The vast majority of small businesses want tax reform, according to the 2015 Small Business Attitudes on Taxes survey released on Monday by Endurance International Group.

The survey of 827 U.S. small business firms (all customers of Endurance, a provider of cloud-based platforms) found that 90% believe that the federal tax code needs reform, and 88% want it to be a priority for the 114th Congress and the White House.

The top three reasons why reform is necessary, according to respondents, are that taxes for small business are too high; tax rules for small businesses are too confusing; and there are too many kinds of taxes to keep track of.

“The survey results are clear: U.S. small businesses want tax code reform and they want our federal lawmakers to enact reforms that make small business growth a priority,” Endurance founder and chief executive Hari Ravichandran said in a press release.

“If we want to keep our economy moving, Congress and the White House need to address the concerns of U.S. small businesses.
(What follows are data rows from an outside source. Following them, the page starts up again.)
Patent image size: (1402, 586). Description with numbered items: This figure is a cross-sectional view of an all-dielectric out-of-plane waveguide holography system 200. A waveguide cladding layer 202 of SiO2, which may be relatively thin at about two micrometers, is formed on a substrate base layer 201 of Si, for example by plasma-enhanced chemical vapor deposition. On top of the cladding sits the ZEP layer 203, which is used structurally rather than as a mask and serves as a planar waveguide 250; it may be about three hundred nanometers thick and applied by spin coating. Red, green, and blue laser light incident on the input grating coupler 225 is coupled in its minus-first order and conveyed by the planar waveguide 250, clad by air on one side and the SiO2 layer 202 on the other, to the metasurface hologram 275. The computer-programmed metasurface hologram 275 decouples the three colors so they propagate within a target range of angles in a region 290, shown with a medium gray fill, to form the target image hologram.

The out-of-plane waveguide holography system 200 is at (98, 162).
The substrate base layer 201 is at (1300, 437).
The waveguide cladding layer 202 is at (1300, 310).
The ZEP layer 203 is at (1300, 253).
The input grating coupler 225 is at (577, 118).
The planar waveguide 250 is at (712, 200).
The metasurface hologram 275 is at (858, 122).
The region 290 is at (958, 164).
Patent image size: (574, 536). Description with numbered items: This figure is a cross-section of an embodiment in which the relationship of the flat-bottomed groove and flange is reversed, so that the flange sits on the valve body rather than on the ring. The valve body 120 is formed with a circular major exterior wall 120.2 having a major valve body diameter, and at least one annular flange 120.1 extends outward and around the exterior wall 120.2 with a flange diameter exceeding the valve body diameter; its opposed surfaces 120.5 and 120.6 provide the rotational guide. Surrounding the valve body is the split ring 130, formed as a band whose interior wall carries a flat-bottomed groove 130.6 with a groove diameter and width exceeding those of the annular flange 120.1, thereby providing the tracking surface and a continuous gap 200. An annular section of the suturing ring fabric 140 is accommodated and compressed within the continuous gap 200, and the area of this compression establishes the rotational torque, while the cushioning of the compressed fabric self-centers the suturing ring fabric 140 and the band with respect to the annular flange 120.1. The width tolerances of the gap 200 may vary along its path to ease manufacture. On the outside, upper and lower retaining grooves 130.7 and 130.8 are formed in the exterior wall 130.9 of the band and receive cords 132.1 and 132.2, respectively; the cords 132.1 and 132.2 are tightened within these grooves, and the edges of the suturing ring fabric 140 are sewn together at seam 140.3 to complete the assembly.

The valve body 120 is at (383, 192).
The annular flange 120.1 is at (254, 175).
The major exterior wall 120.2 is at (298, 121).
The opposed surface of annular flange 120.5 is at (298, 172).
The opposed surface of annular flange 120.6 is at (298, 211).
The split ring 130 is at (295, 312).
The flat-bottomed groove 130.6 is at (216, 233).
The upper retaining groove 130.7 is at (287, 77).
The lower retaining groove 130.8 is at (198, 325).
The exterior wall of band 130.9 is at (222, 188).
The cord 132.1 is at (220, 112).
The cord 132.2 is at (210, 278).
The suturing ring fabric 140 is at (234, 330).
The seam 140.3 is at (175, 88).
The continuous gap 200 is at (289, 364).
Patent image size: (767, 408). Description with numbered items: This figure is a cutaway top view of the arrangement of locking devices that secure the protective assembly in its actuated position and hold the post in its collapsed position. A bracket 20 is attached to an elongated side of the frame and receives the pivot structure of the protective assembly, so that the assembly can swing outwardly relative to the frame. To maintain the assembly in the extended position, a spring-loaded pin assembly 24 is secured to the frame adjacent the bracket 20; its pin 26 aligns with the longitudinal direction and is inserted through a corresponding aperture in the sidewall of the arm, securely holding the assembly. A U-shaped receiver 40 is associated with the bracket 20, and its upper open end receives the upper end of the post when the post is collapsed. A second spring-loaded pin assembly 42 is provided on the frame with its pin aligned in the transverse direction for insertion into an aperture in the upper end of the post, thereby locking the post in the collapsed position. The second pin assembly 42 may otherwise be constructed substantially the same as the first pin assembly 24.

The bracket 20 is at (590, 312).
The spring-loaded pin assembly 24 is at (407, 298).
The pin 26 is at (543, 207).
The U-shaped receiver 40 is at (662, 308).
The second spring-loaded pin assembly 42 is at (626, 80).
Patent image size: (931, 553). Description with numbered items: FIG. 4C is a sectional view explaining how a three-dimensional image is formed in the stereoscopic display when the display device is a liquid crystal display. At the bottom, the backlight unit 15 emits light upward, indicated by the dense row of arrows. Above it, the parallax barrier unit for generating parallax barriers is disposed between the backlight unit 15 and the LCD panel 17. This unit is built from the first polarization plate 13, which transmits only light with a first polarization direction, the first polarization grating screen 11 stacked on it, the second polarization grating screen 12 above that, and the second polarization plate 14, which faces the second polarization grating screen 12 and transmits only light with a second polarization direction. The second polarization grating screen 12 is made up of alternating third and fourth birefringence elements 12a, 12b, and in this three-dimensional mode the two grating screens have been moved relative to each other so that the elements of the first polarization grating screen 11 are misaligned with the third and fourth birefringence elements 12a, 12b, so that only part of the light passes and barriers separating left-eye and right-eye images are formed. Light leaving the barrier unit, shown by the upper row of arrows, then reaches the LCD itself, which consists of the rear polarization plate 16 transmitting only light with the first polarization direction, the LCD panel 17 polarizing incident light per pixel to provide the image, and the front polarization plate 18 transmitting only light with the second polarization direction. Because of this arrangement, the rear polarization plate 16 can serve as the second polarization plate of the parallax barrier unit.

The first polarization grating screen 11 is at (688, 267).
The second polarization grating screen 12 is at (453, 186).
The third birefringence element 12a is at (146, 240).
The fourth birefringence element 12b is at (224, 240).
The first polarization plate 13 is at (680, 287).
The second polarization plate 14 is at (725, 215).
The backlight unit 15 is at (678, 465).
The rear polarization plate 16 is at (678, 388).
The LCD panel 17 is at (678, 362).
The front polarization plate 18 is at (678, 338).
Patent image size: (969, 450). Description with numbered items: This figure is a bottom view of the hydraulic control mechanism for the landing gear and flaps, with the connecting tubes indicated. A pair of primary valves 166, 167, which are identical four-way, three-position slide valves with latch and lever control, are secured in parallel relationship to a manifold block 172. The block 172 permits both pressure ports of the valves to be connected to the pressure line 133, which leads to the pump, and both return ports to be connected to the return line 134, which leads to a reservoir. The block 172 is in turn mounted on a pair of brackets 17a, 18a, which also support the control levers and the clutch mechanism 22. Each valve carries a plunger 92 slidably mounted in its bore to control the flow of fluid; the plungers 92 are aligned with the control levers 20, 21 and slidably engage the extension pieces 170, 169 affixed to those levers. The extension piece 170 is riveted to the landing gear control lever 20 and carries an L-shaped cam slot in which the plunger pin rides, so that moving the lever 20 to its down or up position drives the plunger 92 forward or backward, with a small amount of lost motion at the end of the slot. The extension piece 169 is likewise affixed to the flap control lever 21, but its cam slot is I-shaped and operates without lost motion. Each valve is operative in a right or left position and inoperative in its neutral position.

It starts with looking at ways to reform the tax code that enable small-business owners to reinvest in expansion and hiring. These survey results should be an eye-opener for federal legislators as they come back from the April recess.”

More than half of Endurance’s clients (52%) said that tax reform “would be very helpful to growing and expanding my business,” and 73% said that federal levies are more concerning than state and local taxes. Still, 88% of the respondents remain wary that lawmakers would adequately take into account the impact on small businesses when considering reforms to the tax code.

Any legislation regarding online sales tax, for example, is a concern to 63% of the respondents, with 55% saying that online sales should not be taxed at all. Nearly a quarter (24%) believe that online sales should be taxed, but only in the state where the business is located; 14% said online sales should be taxed, but only in the state where 
the customer is located; and 7% said online sales should be taxed both in the state of the business and the customer’s location.

However, 79% said small businesses with less than 50 employees should be exempt from any online sales tax requirements.